But Ned, watching from above, saw that there was only one person in the car. Mr. Thomas Q. Collins had been left behind!
"That's strange!" Ned mused. "Why should he remain here? What further mischief has the fellow in mind?"
When Ned returned to the machine he found Jimmie busy polishing the scorched steel work.
"All she needs is new planes!" the lad cried.
"Jimmie," Ned asked, "when you came here yesterday, did the Vixen follow you closely, or did she stand off and on, as seamen say, and take note of your course indifferently?

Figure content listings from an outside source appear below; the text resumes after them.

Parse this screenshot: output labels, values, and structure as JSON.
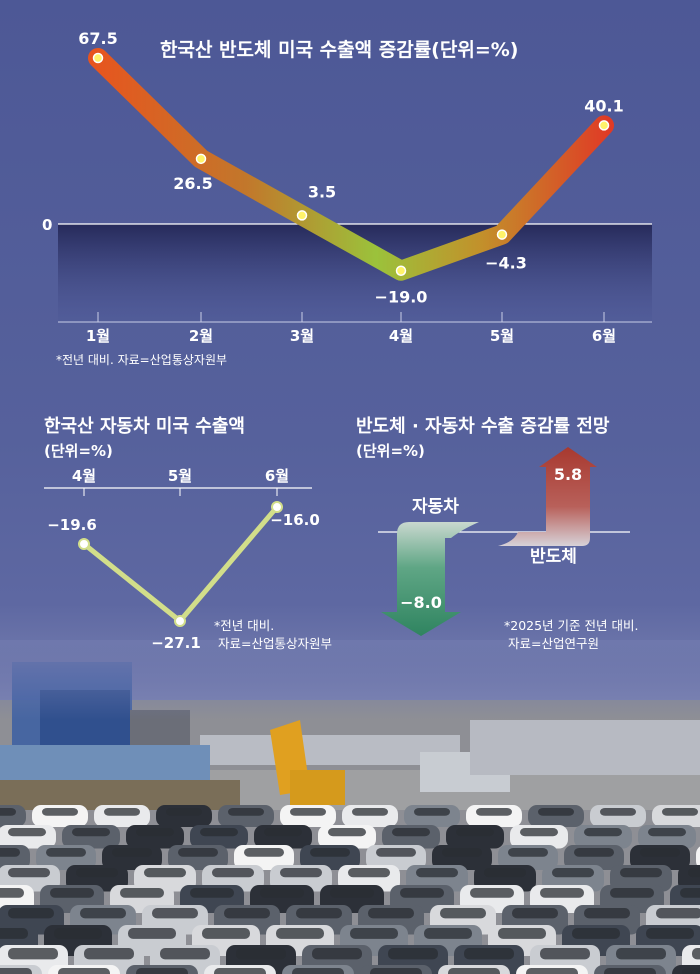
{
  "chart_data": [
    {
      "type": "line",
      "title": "한국산 반도체 미국 수출액 증감률(단위=%)",
      "categories": [
        "1월",
        "2월",
        "3월",
        "4월",
        "5월",
        "6월"
      ],
      "values": [
        67.5,
        26.5,
        3.5,
        -19.0,
        -4.3,
        40.1
      ],
      "value_labels": [
        "67.5",
        "26.5",
        "3.5",
        "−19.0",
        "−4.3",
        "40.1"
      ],
      "zero_label": "0",
      "ylim": [
        -28,
        72
      ],
      "note": "*전년 대비. 자료=산업통상자원부"
    },
    {
      "type": "line",
      "title": "한국산 자동차 미국 수출액",
      "subtitle": "(단위=%)",
      "categories": [
        "4월",
        "5월",
        "6월"
      ],
      "values": [
        -19.6,
        -27.1,
        -16.0
      ],
      "value_labels": [
        "−19.6",
        "−27.1",
        "−16.0"
      ],
      "ylim": [
        -28,
        -15
      ],
      "note_lines": [
        "*전년 대비.",
        "자료=산업통상자원부"
      ]
    },
    {
      "type": "bar",
      "title": "반도체 · 자동차 수출 증감률 전망",
      "subtitle": "(단위=%)",
      "categories": [
        "자동차",
        "반도체"
      ],
      "values": [
        -8.0,
        5.8
      ],
      "value_labels": [
        "−8.0",
        "5.8"
      ],
      "note_lines": [
        "*2025년 기준 전년 대비.",
        "자료=산업연구원"
      ]
    }
  ],
  "colors": {
    "background": "#4f5a97",
    "text": "#ffffff",
    "zero_area": "#2c3166",
    "line_start": "#e8541e",
    "line_mid": "#9bc23b",
    "line_end": "#e03a25",
    "auto_line": "#d2de8a",
    "arrow_up": "#a9413a",
    "arrow_down": "#3f8f6a"
  },
  "photo": {
    "description_icon": "car-parking-lot-photo"
  }
}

What I want to know is this: Did the driver seem anyway excited when you speeded over this way?
"He followed tight to my heels," replied the little fellow. "Then, when he saw me land, he whirled about and went away."

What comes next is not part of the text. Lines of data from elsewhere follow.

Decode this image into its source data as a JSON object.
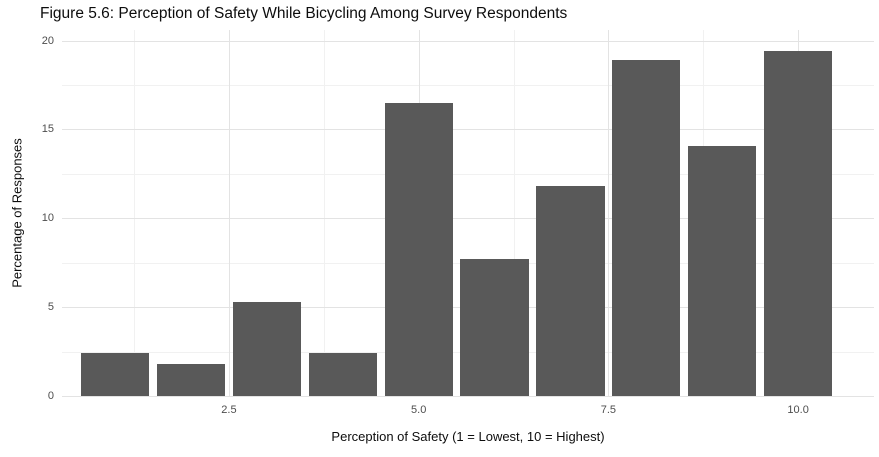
{
  "chart_data": {
    "type": "bar",
    "title": "Figure 5.6: Perception of Safety While Bicycling Among Survey Respondents",
    "xlabel": "Perception of Safety (1 = Lowest, 10 = Highest)",
    "ylabel": "Percentage of Responses",
    "categories": [
      1,
      2,
      3,
      4,
      5,
      6,
      7,
      8,
      9,
      10
    ],
    "values": [
      2.4,
      1.8,
      5.3,
      2.4,
      16.5,
      7.7,
      11.8,
      18.9,
      14.1,
      19.4
    ],
    "bar_width": 0.9,
    "xlim": [
      0.3,
      11.0
    ],
    "ylim": [
      0,
      20.6
    ],
    "x_major_ticks": [
      2.5,
      5.0,
      7.5,
      10.0
    ],
    "x_tick_labels": [
      "2.5",
      "5.0",
      "7.5",
      "10.0"
    ],
    "x_minor_ticks": [
      1.25,
      3.75,
      6.25,
      8.75
    ],
    "y_major_ticks": [
      0,
      5,
      10,
      15,
      20
    ],
    "y_tick_labels": [
      "0",
      "5",
      "10",
      "15",
      "20"
    ],
    "y_minor_ticks": [
      2.5,
      7.5,
      12.5,
      17.5
    ],
    "grid": true,
    "legend": false,
    "theme": "minimal-white",
    "colors": {
      "bar": "#595959",
      "grid_major": "#e3e3e3",
      "grid_minor": "#f1f1f1",
      "tick_text": "#4d4d4d",
      "title_text": "#0d0d0d",
      "background": "#ffffff"
    }
  }
}
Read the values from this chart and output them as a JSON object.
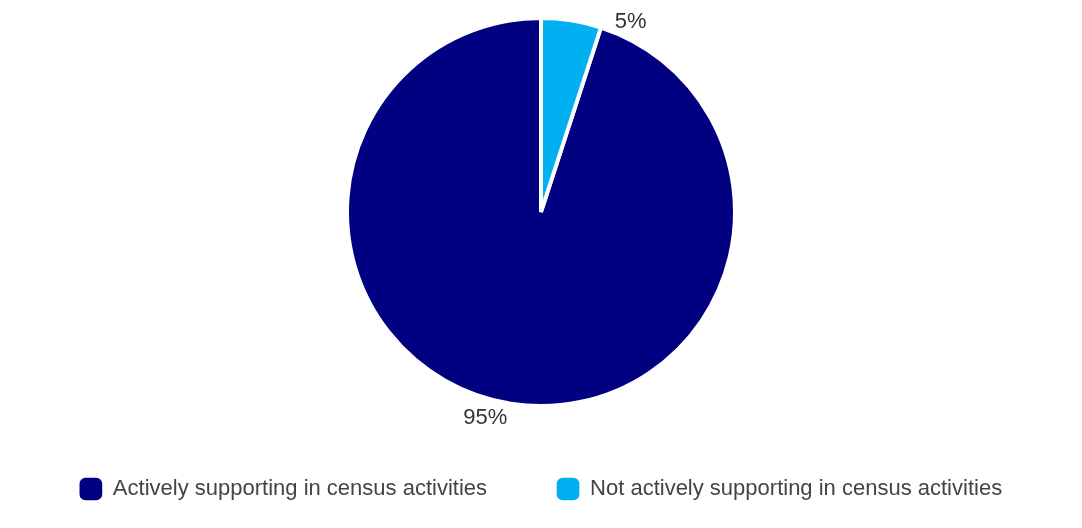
{
  "chart_data": {
    "type": "pie",
    "categories": [
      "Actively supporting in census activities",
      "Not actively supporting in census activities"
    ],
    "values": [
      95,
      5
    ],
    "colors": [
      "#000080",
      "#00b0f0"
    ],
    "legend": "bottom",
    "value_labels": [
      "95%",
      "5%"
    ]
  }
}
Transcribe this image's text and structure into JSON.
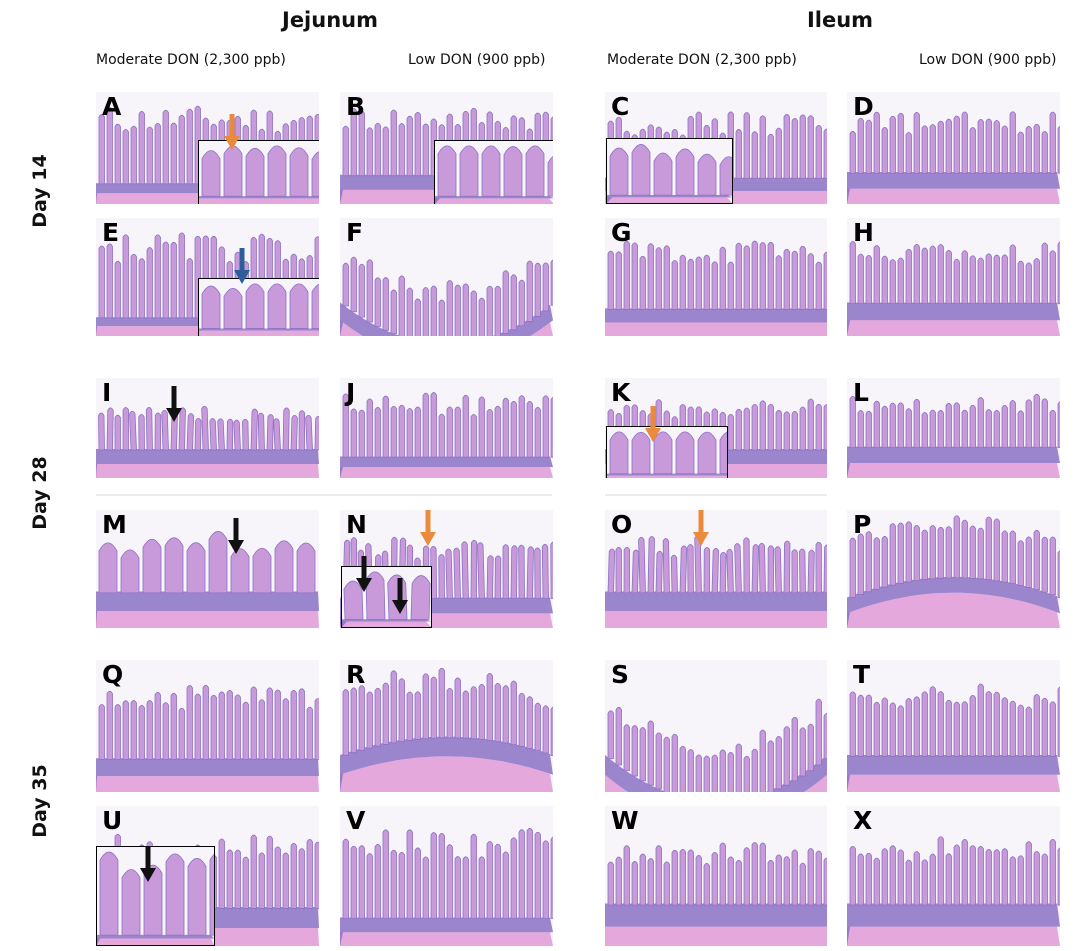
{
  "headers": {
    "jejunum": "Jejunum",
    "ileum": "Ileum"
  },
  "subheaders": {
    "jejunum_moderate": "Moderate DON (2,300 ppb)",
    "jejunum_low": "Low DON (900 ppb)",
    "ileum_moderate": "Moderate DON (2,300 ppb)",
    "ileum_low": "Low DON (900 ppb)"
  },
  "rows": {
    "day14": "Day 14",
    "day28": "Day 28",
    "day35": "Day 35"
  },
  "panels": [
    "A",
    "B",
    "C",
    "D",
    "E",
    "F",
    "G",
    "H",
    "I",
    "J",
    "K",
    "L",
    "M",
    "N",
    "O",
    "P",
    "Q",
    "R",
    "S",
    "T",
    "U",
    "V",
    "W",
    "X"
  ],
  "colors": {
    "tissue": "#c99ad9",
    "tissue_dark": "#8b72c4",
    "muscle": "#e4a8dc",
    "arrow_orange": "#e98a3c",
    "arrow_blue": "#2d5e9b",
    "arrow_black": "#111111"
  }
}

An idea which seemed almost too good to be true was slowly forming in Ned's brain. Why had the Vixen always followed the Nelson? Why had she spied upon her without in any way interfering?
Again, why had Thomas Q. Collins been left there in the wilderness? Surely there were no accommodations in sight in those valleys—nothing to subsist on, no shelter from the weather.

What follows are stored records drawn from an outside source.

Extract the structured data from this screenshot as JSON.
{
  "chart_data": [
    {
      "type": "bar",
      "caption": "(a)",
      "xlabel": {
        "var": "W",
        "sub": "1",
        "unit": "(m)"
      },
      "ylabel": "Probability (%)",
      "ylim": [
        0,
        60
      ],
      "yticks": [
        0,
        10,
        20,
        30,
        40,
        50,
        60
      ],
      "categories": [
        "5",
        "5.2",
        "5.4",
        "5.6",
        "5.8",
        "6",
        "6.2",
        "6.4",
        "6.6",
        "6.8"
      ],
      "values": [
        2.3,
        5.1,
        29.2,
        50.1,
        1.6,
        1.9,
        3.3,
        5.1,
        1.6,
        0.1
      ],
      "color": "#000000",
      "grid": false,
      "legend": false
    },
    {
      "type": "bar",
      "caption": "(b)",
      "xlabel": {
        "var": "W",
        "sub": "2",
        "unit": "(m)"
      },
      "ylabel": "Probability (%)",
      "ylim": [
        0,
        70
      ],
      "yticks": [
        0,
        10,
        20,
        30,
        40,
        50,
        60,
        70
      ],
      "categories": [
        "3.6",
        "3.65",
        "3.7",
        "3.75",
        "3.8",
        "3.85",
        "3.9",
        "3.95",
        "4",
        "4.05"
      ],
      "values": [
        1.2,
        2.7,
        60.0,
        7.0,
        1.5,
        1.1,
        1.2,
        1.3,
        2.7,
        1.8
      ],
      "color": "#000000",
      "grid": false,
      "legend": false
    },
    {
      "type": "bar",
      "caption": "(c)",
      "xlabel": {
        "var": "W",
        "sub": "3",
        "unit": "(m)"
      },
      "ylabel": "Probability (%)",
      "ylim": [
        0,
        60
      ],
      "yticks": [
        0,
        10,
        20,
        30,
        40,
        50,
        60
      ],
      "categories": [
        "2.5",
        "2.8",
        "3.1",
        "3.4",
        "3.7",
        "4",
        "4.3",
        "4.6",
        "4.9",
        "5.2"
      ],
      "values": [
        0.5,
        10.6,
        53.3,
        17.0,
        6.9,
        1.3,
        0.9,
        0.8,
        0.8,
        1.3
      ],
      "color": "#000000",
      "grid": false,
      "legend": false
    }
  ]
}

He might, it is true, have remained out of a spirit of revenge, hoping to punish Ned for his treatment of him, but this explanation did not appeal to the boy. With the Nelson hopelessly out of repair, he could well afford to leave the lads to their fate, as the chances that they would be able to get out alive—being strangers to that country and, supposedly, to mountain work—were about one to ten.
And so, Ned reasoned, there must be some other incentive for the action taken by Collins. He had a subconscious impression that he knew what that incentive was, but hardly dared to whisper it to himself.